Это видение, однако, отходит от конкретных определений господства и предлагает артикулировать подчиненные группы не как «пустое означающее», которое может быть произвольно произведено любым политическим дискурсом, а посреди освободительного проекта. Муфф ошибается, полагая, что альтернативой «прогрессивному популизму» является возврат к формам политической борьбы ХХ века. Дело не в том, чтобы восстановить веру в телеологическую миссию рабочего класса, и уж тем более не в том, чтобы признать, что задача состоит в том, чтобы сделать «класс в себе» «классом для себя». Скорее, это вопрос понимания механизмов различных форм социального господства и, в частности, понимания того, что капиталистический порядок является объединяющей их нитью.
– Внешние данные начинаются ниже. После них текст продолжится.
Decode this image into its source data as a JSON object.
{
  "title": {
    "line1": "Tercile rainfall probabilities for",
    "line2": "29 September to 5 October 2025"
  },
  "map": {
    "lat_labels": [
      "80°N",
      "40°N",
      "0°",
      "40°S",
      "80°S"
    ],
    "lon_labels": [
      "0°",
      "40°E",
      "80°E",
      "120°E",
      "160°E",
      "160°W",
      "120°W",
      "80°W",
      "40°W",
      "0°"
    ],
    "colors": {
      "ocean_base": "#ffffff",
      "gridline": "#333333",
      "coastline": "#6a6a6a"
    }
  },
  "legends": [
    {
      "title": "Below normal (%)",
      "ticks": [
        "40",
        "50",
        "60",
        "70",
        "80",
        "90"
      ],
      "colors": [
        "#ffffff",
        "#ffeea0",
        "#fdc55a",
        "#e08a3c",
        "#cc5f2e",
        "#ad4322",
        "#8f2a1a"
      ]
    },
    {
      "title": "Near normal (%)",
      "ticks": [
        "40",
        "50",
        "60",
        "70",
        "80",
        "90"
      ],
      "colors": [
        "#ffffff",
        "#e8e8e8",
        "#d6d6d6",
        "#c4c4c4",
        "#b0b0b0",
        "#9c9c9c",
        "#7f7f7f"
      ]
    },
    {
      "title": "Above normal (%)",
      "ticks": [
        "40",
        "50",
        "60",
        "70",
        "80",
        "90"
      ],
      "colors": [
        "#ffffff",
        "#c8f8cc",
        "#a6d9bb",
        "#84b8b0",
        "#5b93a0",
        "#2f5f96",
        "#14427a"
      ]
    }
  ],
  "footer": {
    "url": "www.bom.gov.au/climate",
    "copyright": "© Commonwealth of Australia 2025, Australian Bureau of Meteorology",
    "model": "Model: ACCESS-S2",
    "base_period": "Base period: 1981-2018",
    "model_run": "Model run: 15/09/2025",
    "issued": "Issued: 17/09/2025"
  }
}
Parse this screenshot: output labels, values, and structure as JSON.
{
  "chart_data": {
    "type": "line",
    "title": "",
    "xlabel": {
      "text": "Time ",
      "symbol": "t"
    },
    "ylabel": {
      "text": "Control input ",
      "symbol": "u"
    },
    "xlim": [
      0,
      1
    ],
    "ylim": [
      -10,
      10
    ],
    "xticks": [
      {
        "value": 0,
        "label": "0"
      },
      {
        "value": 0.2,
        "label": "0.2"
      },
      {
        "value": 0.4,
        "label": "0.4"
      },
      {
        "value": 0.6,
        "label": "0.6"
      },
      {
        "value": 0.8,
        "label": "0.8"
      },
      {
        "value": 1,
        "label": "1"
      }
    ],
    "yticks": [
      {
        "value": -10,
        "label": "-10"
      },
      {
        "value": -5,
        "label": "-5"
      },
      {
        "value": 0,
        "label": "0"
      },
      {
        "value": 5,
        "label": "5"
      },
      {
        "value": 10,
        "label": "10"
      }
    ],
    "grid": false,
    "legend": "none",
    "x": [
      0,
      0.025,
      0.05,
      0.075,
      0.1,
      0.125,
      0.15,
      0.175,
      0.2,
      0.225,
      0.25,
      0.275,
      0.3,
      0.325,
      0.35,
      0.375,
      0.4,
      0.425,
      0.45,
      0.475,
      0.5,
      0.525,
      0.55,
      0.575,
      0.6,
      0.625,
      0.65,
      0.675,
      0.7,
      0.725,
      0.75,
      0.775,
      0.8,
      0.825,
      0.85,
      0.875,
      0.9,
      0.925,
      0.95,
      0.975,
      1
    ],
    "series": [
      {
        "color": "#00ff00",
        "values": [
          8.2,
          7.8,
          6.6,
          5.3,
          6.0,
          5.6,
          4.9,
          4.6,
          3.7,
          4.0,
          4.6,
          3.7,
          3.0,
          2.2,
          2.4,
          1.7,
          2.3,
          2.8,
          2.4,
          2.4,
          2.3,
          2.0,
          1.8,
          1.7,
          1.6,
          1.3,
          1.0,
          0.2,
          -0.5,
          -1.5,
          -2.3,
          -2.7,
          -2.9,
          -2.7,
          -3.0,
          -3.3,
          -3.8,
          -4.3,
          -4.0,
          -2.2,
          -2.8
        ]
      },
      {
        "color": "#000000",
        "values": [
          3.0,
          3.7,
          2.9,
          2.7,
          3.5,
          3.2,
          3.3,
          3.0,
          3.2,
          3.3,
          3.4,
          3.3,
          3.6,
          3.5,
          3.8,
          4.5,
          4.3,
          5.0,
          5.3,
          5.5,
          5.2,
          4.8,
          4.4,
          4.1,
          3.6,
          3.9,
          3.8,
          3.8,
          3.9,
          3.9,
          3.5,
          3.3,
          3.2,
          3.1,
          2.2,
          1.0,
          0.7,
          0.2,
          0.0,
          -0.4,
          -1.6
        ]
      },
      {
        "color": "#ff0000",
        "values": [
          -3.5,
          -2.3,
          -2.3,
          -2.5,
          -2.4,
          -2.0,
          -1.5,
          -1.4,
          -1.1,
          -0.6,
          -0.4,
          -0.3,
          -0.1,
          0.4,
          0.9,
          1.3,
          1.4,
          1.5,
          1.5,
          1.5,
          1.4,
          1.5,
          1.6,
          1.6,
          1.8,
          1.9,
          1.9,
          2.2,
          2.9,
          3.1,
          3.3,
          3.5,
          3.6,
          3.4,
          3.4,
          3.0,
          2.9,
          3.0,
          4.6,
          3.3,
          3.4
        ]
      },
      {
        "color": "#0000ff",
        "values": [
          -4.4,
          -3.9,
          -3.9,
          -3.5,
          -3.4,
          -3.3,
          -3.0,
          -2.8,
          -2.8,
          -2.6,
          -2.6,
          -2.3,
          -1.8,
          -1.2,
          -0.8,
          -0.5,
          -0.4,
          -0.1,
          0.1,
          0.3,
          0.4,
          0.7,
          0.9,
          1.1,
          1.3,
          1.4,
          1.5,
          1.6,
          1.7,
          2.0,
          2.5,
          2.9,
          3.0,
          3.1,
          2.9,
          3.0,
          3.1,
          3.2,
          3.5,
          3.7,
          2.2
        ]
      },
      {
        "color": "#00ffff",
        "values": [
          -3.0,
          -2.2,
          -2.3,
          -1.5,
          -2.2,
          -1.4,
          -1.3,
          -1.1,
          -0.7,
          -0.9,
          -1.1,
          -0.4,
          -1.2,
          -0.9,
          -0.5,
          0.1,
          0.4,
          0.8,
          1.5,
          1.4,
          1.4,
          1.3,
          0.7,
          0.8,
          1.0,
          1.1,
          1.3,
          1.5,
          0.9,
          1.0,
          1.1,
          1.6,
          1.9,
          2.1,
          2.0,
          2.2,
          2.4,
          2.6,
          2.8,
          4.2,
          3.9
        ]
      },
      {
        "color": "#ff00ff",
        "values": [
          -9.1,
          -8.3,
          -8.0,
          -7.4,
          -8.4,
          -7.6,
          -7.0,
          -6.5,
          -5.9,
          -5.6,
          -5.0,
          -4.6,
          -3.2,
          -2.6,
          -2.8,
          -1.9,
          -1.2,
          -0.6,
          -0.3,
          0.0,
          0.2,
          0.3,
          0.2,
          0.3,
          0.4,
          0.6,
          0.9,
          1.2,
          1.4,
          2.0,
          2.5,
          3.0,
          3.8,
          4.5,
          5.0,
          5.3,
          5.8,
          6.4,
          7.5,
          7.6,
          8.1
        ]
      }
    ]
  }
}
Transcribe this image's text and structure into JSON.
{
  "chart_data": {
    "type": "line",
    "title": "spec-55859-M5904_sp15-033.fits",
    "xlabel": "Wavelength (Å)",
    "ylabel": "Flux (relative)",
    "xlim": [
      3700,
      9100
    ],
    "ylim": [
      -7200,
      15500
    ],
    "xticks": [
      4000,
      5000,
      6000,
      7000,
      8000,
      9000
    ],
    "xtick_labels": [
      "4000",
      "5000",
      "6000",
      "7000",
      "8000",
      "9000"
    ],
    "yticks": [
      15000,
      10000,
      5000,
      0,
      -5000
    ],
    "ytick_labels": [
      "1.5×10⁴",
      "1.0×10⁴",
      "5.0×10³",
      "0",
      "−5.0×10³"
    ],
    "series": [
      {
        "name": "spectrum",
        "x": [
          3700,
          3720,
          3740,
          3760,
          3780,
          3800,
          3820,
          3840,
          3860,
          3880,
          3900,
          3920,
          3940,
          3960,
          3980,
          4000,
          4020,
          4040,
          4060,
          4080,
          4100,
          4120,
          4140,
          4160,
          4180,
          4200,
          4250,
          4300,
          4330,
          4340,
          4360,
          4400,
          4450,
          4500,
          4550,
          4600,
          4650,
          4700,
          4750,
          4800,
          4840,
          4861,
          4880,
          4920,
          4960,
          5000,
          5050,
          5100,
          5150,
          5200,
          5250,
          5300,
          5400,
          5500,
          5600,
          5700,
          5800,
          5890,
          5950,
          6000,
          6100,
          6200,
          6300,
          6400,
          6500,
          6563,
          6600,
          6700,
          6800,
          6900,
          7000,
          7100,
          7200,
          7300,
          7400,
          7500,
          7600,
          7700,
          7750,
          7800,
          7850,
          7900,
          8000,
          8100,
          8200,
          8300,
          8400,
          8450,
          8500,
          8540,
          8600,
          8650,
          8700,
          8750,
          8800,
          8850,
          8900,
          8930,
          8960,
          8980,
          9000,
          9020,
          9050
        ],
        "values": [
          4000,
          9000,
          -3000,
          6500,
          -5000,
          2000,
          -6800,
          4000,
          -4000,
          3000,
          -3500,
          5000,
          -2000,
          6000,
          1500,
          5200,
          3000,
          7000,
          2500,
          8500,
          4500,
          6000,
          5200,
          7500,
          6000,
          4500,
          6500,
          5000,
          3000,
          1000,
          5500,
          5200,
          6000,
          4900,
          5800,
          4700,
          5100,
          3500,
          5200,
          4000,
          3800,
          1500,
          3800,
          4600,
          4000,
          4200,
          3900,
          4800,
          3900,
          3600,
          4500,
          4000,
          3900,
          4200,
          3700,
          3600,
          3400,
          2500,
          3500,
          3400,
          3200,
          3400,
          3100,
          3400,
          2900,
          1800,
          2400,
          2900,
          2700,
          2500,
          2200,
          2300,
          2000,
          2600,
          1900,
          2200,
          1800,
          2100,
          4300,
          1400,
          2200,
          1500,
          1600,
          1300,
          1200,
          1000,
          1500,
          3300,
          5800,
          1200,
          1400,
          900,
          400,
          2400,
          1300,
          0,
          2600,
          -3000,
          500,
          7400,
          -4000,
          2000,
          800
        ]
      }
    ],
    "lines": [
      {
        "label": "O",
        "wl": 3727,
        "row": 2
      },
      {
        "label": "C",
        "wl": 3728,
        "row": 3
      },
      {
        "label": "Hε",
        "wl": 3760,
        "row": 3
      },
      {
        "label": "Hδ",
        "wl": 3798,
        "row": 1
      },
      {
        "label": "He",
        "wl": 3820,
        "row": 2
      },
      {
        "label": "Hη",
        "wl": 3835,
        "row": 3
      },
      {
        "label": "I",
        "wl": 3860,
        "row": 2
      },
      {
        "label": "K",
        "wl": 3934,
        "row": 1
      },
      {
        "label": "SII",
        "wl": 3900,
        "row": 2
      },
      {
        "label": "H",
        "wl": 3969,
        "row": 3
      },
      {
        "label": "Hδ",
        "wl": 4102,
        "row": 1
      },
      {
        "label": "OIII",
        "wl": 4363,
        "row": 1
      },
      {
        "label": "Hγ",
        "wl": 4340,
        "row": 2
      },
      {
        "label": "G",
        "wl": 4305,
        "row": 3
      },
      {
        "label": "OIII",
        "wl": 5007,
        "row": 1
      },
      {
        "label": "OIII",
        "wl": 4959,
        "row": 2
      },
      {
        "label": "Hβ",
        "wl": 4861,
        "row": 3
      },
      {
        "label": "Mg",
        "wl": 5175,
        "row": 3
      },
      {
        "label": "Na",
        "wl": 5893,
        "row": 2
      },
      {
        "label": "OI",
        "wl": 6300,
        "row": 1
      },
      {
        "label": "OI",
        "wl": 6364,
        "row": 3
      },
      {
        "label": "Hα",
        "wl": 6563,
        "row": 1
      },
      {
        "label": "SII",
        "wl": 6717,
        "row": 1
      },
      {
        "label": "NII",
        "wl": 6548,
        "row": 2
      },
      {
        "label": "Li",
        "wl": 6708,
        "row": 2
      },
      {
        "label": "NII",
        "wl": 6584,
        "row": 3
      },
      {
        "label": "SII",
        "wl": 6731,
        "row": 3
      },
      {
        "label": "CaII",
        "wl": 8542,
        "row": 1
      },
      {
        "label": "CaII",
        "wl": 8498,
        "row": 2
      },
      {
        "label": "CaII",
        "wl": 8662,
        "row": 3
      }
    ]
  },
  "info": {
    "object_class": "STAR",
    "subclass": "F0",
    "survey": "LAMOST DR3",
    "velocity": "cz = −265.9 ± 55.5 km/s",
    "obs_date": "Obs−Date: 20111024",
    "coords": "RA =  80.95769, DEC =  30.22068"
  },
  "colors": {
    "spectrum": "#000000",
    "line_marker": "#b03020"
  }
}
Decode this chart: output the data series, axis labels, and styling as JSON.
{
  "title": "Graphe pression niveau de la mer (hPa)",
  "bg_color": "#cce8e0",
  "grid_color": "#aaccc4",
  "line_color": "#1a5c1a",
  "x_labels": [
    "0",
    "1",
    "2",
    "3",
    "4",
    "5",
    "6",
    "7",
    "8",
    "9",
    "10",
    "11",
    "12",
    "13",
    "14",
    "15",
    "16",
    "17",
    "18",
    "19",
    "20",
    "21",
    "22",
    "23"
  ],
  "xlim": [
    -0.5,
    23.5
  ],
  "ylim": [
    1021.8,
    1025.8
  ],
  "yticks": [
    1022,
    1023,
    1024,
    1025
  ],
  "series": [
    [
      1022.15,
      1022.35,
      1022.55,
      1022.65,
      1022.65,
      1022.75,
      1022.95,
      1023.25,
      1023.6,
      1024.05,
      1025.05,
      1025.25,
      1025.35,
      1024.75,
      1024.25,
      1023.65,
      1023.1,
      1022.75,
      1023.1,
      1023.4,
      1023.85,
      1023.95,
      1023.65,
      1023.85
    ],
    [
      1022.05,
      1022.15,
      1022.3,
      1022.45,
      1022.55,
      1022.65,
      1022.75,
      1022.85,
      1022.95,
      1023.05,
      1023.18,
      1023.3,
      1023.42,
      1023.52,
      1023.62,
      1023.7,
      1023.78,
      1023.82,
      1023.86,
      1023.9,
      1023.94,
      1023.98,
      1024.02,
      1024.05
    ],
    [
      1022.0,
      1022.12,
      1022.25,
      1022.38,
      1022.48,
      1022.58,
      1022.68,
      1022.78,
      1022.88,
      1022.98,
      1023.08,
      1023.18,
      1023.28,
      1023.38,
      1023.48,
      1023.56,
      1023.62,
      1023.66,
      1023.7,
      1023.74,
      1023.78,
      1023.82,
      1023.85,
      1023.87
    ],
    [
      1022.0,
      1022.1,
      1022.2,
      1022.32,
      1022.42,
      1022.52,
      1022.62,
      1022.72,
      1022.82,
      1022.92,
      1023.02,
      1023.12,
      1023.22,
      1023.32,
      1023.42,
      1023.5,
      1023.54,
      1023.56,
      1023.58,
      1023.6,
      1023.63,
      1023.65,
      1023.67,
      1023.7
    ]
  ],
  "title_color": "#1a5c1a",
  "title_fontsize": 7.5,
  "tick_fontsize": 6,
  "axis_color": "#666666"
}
Критика Маурицио Лаззарато левого популизма в стиле «Мы можем» — отодвигание капитализма на задний план и сосредоточение внимания на социальной трансформации, сосредоточенной на политическом представительстве, — также справедливо, и не случайно, для Муффа. Левые должны представить горизонт радикальных перемен для рабочего класса, для женщин, для черного населения, для коренных народов, для ЛГБТ-сообщества, горизонт, который способствует преодолению угнетения и лишений. Путь к этому — не популистский дискурс, а антикапиталистический проект.
* Луис Фелипе Мигель Он профессор Института политологии Университета Великобритании, где он координирует Исследовательскую группу по вопросам демократии и неравенства (Demodê). Автор, среди прочих книг, Доминирование и сопротивление: вызовы эмансипационной политике (Бойтемпо).